Dengan latar ini, tampak bahwa presiden-presiden sebelumnya telah melemahkan pelaksanaan WPR dalam praktik. Namun, serangan ke situs nuklir Iran secara langsung—seperti dilakukan Trump pada Juni 2025—menjadi kasus unik karena tidak hanya melibatkan milisi, tetapi menyasar infrastruktur utama negara berdaulat.
“Ini tidak konstitusional,” tulis anggota DPR Thomas Massie di X pada 21 Juni 2025, yang secara bipartisan bersama Ro Khanna mengusulkan resolusi untuk menghentikan keterlibatan AS lebih jauh tanpa persetujuan legislatif, mengutip The Guardian.

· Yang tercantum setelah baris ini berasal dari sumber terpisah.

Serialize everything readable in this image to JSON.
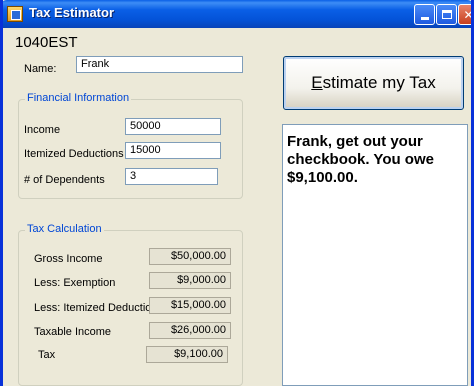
{
  "window": {
    "title": "Tax Estimator",
    "min_glyph": "",
    "max_glyph": "",
    "close_glyph": "✕",
    "accent": "#0a5fe6"
  },
  "heading": "1040EST",
  "name": {
    "label": "Name:",
    "value": "Frank"
  },
  "financial": {
    "title": "Financial Information",
    "income": {
      "label": "Income",
      "value": "50000"
    },
    "itemized": {
      "label": "Itemized Deductions",
      "value": "15000"
    },
    "dependents": {
      "label": "# of Dependents",
      "value": "3"
    }
  },
  "calc": {
    "title": "Tax Calculation",
    "gross": {
      "label": "Gross Income",
      "value": "$50,000.00"
    },
    "exemption": {
      "label": "Less: Exemption",
      "value": "$9,000.00"
    },
    "itemized": {
      "label": "Less: Itemized Deductions",
      "value": "$15,000.00"
    },
    "taxable": {
      "label": "Taxable Income",
      "value": "$26,000.00"
    },
    "tax": {
      "label": "Tax",
      "value": "$9,100.00"
    }
  },
  "estimate_button": {
    "mnemonic": "E",
    "rest": "stimate my Tax"
  },
  "output_text": "Frank, get out your checkbook.  You owe $9,100.00."
}
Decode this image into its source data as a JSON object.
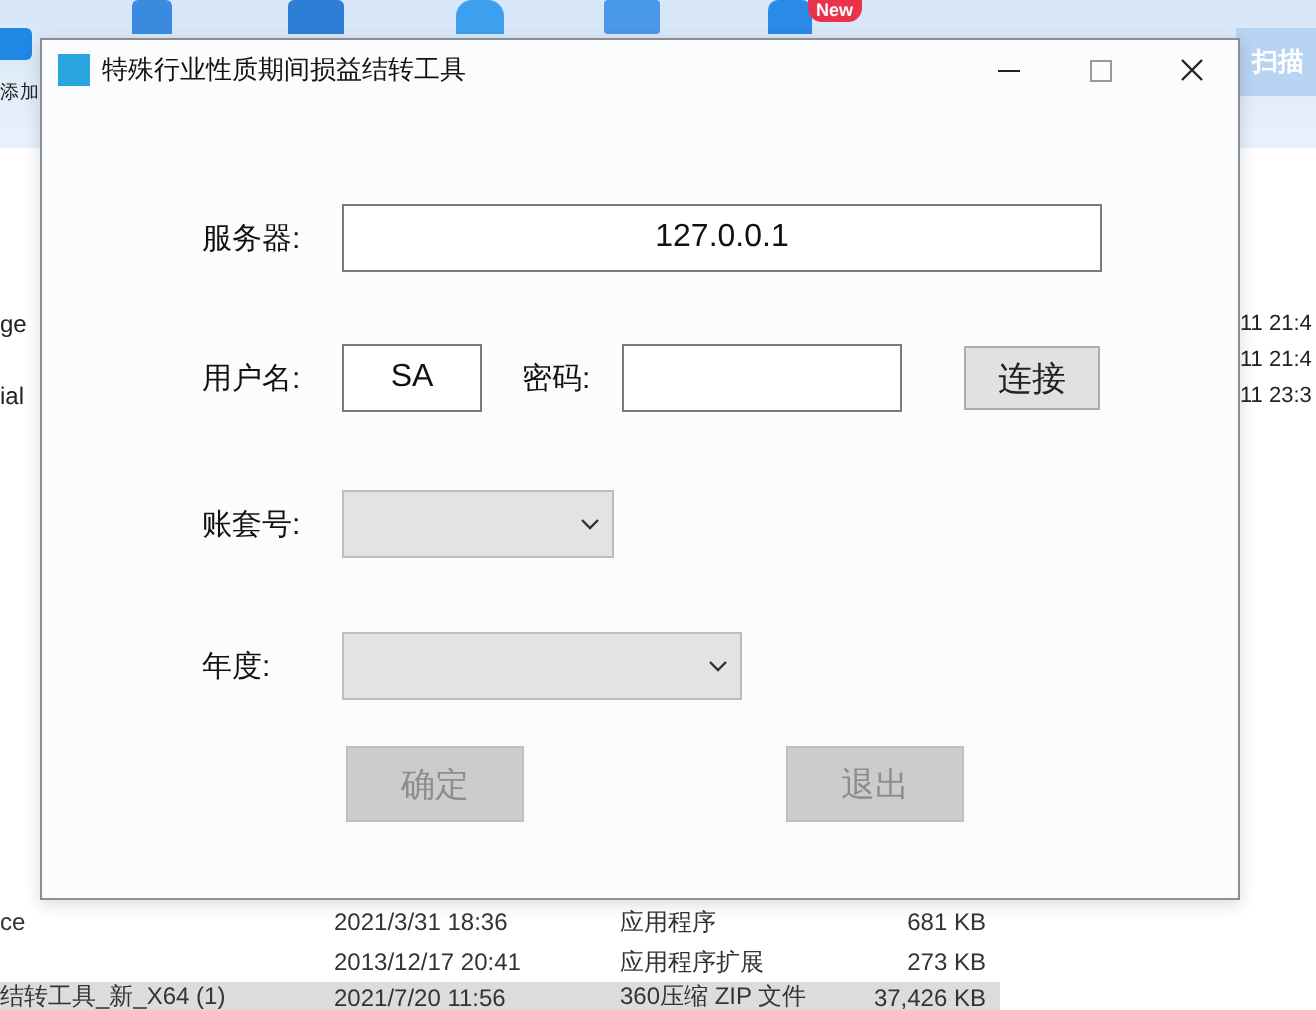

Dengan latar ketegangan ini, pertanyaan hukum tetap menggantung: apakah tindakan Presiden Trump akan diuji oleh Mahkamah Agung atau dibatasi oleh resolusi Kongres? Yang pasti, serangan ke Iran pada Juni 2025 kembali mempertegas ketegangan lama dalam sistem pemerintahan AS: antara kekuasaan eksekutif dalam kebijakan luar negeri, dan kekuasaan legislatif dalam menyatakan perang. (net/met/smr)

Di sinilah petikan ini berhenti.